Here is a memory to share on this Veteran’s day
I didn’t start college right after high school because I wanted to hitchhike around the world. In those days being in college got you out of the draft and after nine months on the road I got home and found myself being drafted into the Vietnam War because I was not in school. Not a happy time. I remember having a nightmare about a train of boxcars carrying bloody, dead soldiers. Oh my God!
Anyway, to avoid the draft and its two year commitment, I decided to voluntarily join the Army and learn to be carpenter which was a three year commitment.
Basic training was eight weeks and that was followed up with another eight weeks of Advanced Individual Training (AIT) as a combat engineer. One day I was called away from my training and was sent to a room that had three or four other guys waiting for some mystery we knew nothing about. A sergeant came in and started his spiel.
“You took a battery of tests when you first got into the Army. You guys scored higher than any of the rest of the recruits and the Army wants to send you officers school. After six months you will be commissioned officers with a two year commitment to serve”
“Huh? What! But I’m nineteen years old! I can’t lead men in combat! “
The sergeant replied, “Well, Yes you can. The Army has great leadership training and will teach you to be a leader.”
“No, no, no. I’m NINETEEN years old and no where near ready for wartime leadership responsibilities!”
This went back and forth for a while with several arguments as to why this was a great deal for me. Nothing really stuck until he mentioned that this training and experience would set me up for a good job someday. Well, that was the eventual clincher for me so I agreed to sign up for combat engineer Officer Candidate School (OCS).
Unfortunately there was a waiting list for this selection, and I was told I could get into infantry or artillery OCS immediately. I elected to pass and would go to a holding company until there an opening in the engineers. BORING! Pick up litter, Do KP. Etc. I don’t remember how long I waited before I relented and volunteered for artillery school at Ft Sill Oklahoma.
There was six months of falderal and schooling which I admit was very informative and professionally done. I learned the nuts and bolts map reading, surveying, calling in fire and so on. The leadership training was a bit more amorphous, mostly spelled out by example and story telling.
Upon graduation I was sent to Ft Lewis, WA to be an officer in a basic training company. Each rotation of basic trainees was eight week of LOOOONG days, sun up ’til dark.

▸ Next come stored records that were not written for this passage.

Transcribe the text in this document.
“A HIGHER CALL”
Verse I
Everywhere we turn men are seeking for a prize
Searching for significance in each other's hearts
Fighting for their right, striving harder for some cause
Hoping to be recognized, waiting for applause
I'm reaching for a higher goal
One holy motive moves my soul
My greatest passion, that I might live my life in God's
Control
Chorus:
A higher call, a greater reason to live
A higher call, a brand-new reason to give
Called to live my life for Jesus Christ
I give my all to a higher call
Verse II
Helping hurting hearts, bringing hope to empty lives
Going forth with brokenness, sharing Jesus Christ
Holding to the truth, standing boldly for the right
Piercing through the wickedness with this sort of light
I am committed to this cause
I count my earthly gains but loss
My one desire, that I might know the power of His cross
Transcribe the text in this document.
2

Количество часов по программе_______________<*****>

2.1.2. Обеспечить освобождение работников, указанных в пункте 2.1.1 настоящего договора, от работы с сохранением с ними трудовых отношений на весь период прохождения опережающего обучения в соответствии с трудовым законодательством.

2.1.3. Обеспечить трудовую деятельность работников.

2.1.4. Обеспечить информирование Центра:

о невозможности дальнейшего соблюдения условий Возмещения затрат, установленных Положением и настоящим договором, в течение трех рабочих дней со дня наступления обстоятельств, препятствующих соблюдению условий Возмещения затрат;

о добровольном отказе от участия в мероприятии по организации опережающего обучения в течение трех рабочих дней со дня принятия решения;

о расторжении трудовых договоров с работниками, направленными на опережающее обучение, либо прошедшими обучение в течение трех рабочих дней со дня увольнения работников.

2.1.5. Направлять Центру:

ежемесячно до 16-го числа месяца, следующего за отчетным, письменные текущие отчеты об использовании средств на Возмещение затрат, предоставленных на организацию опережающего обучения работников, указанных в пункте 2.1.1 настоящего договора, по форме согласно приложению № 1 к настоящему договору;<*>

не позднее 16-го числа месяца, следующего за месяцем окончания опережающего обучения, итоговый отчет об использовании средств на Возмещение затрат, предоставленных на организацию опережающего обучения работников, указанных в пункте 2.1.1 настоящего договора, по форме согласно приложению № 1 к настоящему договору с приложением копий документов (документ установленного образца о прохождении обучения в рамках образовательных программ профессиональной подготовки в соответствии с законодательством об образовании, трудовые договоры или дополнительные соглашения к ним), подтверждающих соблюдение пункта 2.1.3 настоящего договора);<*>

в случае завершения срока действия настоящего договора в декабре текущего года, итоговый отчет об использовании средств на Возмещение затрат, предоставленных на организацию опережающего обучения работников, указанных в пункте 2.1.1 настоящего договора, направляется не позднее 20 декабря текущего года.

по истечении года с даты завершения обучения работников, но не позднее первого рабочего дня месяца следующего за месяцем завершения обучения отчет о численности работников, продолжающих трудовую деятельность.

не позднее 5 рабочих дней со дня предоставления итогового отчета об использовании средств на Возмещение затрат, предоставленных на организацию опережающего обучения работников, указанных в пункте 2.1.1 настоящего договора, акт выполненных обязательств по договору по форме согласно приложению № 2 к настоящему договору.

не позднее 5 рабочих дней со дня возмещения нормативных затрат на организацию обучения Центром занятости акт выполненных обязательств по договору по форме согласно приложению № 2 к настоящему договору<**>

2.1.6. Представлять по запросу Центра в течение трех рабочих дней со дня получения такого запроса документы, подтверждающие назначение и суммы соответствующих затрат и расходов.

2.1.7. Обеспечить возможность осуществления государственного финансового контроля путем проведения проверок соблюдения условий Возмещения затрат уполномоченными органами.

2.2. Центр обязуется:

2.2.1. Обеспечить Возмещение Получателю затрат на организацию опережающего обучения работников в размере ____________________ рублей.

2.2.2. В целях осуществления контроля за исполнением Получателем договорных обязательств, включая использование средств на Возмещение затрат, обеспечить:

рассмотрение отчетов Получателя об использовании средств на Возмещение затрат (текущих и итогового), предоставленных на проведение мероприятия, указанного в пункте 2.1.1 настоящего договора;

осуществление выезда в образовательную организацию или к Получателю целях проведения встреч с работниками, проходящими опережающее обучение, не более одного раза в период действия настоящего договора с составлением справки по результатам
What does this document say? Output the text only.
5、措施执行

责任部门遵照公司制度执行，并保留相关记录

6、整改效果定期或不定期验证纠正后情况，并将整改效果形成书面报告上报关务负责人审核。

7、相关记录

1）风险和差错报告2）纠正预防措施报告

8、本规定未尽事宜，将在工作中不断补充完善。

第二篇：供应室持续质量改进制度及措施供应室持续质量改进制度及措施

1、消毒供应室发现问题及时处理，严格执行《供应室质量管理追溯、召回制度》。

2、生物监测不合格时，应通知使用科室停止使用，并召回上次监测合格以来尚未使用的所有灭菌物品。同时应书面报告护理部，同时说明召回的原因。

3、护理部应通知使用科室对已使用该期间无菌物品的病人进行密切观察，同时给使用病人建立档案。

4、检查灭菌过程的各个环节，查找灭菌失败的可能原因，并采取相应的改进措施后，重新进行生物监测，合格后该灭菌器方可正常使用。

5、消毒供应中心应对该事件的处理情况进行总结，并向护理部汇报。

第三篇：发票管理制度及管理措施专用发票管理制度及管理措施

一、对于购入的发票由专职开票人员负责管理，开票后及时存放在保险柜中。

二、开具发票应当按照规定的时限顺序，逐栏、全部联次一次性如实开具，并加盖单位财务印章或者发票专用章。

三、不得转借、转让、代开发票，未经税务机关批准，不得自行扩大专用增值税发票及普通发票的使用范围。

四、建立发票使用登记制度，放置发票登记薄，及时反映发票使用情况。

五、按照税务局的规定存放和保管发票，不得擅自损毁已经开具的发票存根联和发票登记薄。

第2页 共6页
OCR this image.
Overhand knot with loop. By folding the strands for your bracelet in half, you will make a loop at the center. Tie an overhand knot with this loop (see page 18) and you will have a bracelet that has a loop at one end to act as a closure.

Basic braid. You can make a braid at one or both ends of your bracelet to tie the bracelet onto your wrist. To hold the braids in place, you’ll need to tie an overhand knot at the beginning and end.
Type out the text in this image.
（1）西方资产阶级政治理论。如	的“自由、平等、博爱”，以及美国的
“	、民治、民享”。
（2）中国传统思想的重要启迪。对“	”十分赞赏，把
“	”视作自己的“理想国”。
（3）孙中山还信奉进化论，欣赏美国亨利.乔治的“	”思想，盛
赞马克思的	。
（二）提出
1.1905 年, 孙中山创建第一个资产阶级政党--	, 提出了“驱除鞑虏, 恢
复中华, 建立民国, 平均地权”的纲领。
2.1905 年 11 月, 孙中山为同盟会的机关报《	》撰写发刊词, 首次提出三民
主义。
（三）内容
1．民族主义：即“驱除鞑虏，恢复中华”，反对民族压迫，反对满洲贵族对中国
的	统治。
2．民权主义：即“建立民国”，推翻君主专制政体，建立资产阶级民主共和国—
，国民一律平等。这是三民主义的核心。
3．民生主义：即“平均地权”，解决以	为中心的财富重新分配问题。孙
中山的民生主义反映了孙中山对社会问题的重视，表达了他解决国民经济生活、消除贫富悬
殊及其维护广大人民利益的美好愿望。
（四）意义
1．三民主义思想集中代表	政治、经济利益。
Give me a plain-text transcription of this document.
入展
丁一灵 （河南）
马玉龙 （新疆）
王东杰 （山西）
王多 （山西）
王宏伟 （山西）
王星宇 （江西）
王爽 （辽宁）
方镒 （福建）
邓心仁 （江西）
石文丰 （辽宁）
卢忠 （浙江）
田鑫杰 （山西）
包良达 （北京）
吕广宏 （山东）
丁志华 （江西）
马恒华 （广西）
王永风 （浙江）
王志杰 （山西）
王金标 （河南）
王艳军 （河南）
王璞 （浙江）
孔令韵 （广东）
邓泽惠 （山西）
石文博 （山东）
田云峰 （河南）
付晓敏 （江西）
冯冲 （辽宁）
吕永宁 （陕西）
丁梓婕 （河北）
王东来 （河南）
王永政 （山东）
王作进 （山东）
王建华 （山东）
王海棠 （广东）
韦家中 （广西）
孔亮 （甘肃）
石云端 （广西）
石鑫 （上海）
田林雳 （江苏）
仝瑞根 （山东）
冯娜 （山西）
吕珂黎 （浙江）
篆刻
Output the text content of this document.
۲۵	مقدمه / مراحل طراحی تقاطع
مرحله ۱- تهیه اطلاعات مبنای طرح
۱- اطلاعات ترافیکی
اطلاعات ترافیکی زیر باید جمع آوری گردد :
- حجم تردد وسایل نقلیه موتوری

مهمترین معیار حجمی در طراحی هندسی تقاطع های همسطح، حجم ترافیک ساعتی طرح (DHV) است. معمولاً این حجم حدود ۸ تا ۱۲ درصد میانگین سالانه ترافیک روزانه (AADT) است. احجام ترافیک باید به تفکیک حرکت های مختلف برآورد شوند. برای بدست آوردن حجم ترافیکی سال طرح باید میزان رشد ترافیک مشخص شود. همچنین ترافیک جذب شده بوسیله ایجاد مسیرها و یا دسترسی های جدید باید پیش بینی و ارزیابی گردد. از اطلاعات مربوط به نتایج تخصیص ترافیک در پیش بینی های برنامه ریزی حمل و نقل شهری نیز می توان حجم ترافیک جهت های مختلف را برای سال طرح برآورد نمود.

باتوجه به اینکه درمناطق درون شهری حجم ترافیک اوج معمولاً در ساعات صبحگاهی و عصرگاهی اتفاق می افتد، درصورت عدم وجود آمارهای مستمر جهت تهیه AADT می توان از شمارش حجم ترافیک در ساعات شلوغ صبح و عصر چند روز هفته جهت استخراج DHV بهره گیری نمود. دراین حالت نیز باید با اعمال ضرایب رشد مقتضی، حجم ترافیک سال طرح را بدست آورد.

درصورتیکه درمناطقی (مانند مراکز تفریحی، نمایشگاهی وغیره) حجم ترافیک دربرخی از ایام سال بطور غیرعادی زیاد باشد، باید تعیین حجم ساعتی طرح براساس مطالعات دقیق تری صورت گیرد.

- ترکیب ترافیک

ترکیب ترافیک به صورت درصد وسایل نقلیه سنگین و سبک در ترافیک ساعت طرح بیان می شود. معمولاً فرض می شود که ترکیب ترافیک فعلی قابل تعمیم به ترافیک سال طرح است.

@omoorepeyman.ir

Drill sergeants were being sent off to war so we officers became drill lieutenants.
I wanted out of there and volunteered for Green Berets, Airborn, Ranger, and jungle warfare school. They all said they would take me, but my CO wouldn’t sign the transfer paperwork. The only way I could get out of training basic trainees was to volunteer for Vietnam. So, that’s what I did. I was young and dumb, full of piss and vinegar. I hitchhiked from Cairo to Capetown when I was eighteen and this was just an extension of that adventurous streak.
Getting off the plane in Vietnam was a rush. Hot, humid, with the noise of Jets taking off on missions. Trucks, jeeps, busses with chain link windows buzzed around creating an ambiance fit more for a movie set than real life, but here I was. I felt like such a complete newby and wondered if that bare chested kid with the tiger tooth necklace and a cigarette hanging out the corner of his mouth had just been out killing people. I was in awe of the whole scene.
Even tho i was trained in field artillery I was assigned to an air defense artillery outfit. There were no enemy planes to shoot at so we acted kinda like tanks, providing convoy and perimeter security among other things, (aladennis@blogspot.com for more info)
The whole leadership/being an officer thing is, I think, pretty interesting. I was only twenty years old when I took command of my platoon. I wasn’t old enough to get a beer in a titty bar, but I was old enuff to be responsible for troops in combat. I did things that sometimes weren’t all that common. I learned the names a bio of every man in my unit, I devised drills to practice combat scenarios, I never had to resort to what I thought of as infantile petty harassing or rules just because I was the boss. I found that people will live up to your expectations if you treat them like they are important to you. Soldiers had a twelve month tour in Vietnam so I was always losing experienced squad leaders and was often dismayed at the quality of the screwups that I had to promote to fill the squad leader role. Over and over again I was surprised at how the newly promoted squad leader would inhabit that role and step up to the plate and do a great job. Quite a revelation to me. People respond much better to praise than they do to criticism. “You catch more flies w/ honey than you do with vinegar.”
In Vietnam I was in charge of millions of dollars of equipment and scores of men, some of whom were old snuff to be my father.I think I did a decent job. When I returned to civilian life I was literally the bottom ranking gopher on a construction crew. QUITE a difference in perspective. I observed the leadership styles of my superintendent and formen. I could see why some were successful and others were miserable leaders. I’ve often thought I learned more about leadership as the low man on the totem pole than I did as a big honcho.